Quelques semaines après le début de la formation, poursuit-il, Guillaume Soro, accompagné du Général Soumaïla Bakayoko, du Cdt Chérif Ousmane et bien d’autres, sont venus les voir au sein de l’Efa de Bouaké. «C’est vous l’Ecomog. Vous allez intégrer l’armée sans conditions», a lancé Soro à leur endroit.

« On nous a transformés en machines à tuer »

Un autre combattant de ce «bataillon» très particulier qui répond au nom de M’Bouké a expliqué qu’on leur avait fait des promesses très claires depuis le Golf Hôtel. A savoir, une maison et plusieurs millions de FCFA à chacun (certains parmi eux avancent même le chiffre de 30 millions de Fcfa par combattant).

«C’est le commandant Tracteur lui même qui nous expliquait que l’Ecomog allait leur revenir trop cher, c’est pourquoi, ils ont préféré miser sur nous ; avec la promesse bien sûr de nous offrir après la crise une maison et des millions à chacun. On était un peu comme les forces spéciales. Nos instructeurs étaient de l’armée burkinabè, il y avait également l’adjudant Ouga Amidou, Tracteur, Tango, le Colonel Fofana… Nous avons été formés comme des monstres par les formateurs burkinabè. Nous avons été formés à l’Efa de Bouaké en instructions sur les tirs (Ist), au maniement des armes lourdes, des armes légères, comment désarmer quelqu’un. Ensuite, nous sommes allés à Katiola sur le champ de tirs des armes lourdes.

Là-bas, on nous a appris comment tirer des armes lourdes, comment les détruire, comment neutraliser un char même à l’aide d’une kalach. En somme, on nous a transformés en de véritables machines à tuer.
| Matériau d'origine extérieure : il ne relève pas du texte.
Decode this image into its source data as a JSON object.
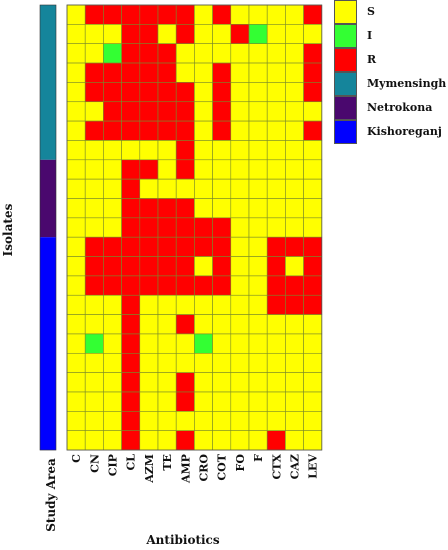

Et aujourd’hui, les mêmes qui nous ont utilisés, nous ont abandonnés», fait savoir M’Bouké, qui se présente comme un spécialiste des mortiers. Après leurs différentes formations à Bouaké et Katiola, au mois de février, ces combattants sont déversés dans différentes communes d’Abidjan. D’abord à Abobo et au Pk 18, ensuite à Anyama et dans d’autres communes comme à Koumassi, Attécoubé, Yopougon.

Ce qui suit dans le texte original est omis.